Lessons in Online Dating
After 16 first-dates over the course of a year...
- •An asshole is an asshole.You can try to give them the benefit of the doubt but it's going to be a waste of time.
- •Texting is a game.And it's one that I refuse to play. Just be genuine. It's so much more attractive.
- •Being alone isn't the worst thing in the world.If you have the thought, 'I'd rather be alone watching The Office than sitting across from this guy who keeps trying to touch me,' then just go home. Save both of your evenings.
- •Getting ready is for you.Not one person I went out with seemed to care how I looked. I got ready in a way that made me feel comfortable and pretty - they didn't notice but I felt okay about it anyway, although, I wouldn't have minded if someone else thought I looked pretty for once.
- •Be honest about what you're looking for.Is it just sex? Is it an actual relationship? Are you unsure? Just be honest about what you're looking for - even if you don't know, honesty is appreciated.

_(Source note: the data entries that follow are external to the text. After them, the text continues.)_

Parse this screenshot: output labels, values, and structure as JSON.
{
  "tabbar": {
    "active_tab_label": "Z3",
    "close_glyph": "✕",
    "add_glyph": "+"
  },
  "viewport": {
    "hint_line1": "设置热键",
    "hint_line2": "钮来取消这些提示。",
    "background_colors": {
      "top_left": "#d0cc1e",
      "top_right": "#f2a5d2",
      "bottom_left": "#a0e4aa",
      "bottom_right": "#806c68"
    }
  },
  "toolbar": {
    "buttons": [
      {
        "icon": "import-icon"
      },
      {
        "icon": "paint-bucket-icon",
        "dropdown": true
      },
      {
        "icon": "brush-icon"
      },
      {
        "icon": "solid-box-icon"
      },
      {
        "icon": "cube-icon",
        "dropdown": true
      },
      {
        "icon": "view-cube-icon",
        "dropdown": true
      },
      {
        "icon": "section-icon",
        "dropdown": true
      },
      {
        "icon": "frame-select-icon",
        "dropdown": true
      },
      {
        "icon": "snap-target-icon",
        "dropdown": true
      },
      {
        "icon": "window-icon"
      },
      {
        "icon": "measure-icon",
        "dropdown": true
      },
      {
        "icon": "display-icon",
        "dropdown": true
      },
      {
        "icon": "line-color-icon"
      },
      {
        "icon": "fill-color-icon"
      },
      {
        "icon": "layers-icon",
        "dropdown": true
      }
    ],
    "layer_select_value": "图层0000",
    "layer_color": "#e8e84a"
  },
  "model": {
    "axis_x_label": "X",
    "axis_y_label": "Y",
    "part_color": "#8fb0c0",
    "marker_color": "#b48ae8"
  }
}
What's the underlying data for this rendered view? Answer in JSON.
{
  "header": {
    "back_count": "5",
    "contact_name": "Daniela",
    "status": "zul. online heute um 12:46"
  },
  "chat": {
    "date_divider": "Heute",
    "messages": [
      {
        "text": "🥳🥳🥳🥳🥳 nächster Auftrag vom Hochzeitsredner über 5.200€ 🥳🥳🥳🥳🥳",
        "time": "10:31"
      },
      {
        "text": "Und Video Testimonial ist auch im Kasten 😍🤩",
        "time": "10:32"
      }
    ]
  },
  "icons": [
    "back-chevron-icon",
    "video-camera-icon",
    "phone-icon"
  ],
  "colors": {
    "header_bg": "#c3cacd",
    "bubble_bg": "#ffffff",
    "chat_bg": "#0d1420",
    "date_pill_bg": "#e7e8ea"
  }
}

No one is wrong, it's just about whether or not you're on the same page. Sometimes, we're just reading from different books.
- •Sex.It's going to come up. A lot. My rule is simple: how will I feel in the morning? If it's not great or you don't know, then don't do anything (even if that choice sucks sometimes).
- •Kiss me...oh, actually...A good kiss - a really good, ahhh! kind of kiss - is one I'm still hoping to find. For now, it eludes me. Kiss me like you mean it, damn it!
- •Open relationships.I'm not cut out for them - even if I really like you, I just can't do it. I'm more traditional and jealous than other people seem to be.
- •I'm not good at dating.It's disappointing. I don't find it fun. Maybe I'm expecting too much from people? Maybe it's me? Maybe it's just awful? Maybe I'm too good at being single? It's probably me.
- •No one dates.Casual hook-ups seem to be the norm. I seem to attract those guys. The other guys, the ones looking for more, are not interested. Haha life is fun.
- •Everyone has an opinion.This is just mine - right now. It could totally change tomorrow. I'm open to having my walls torn down and that kiss that makes me forget what I was ever concerned about and to feel that someone else sees me for who I am and doesn't run away from it but actually comes closer for some reason that I will never understand. I want to be vulnerable but there's also nothing scarier. I have a lot to give another person...and I'm being super cheesy but I'm okay with that. I mean it.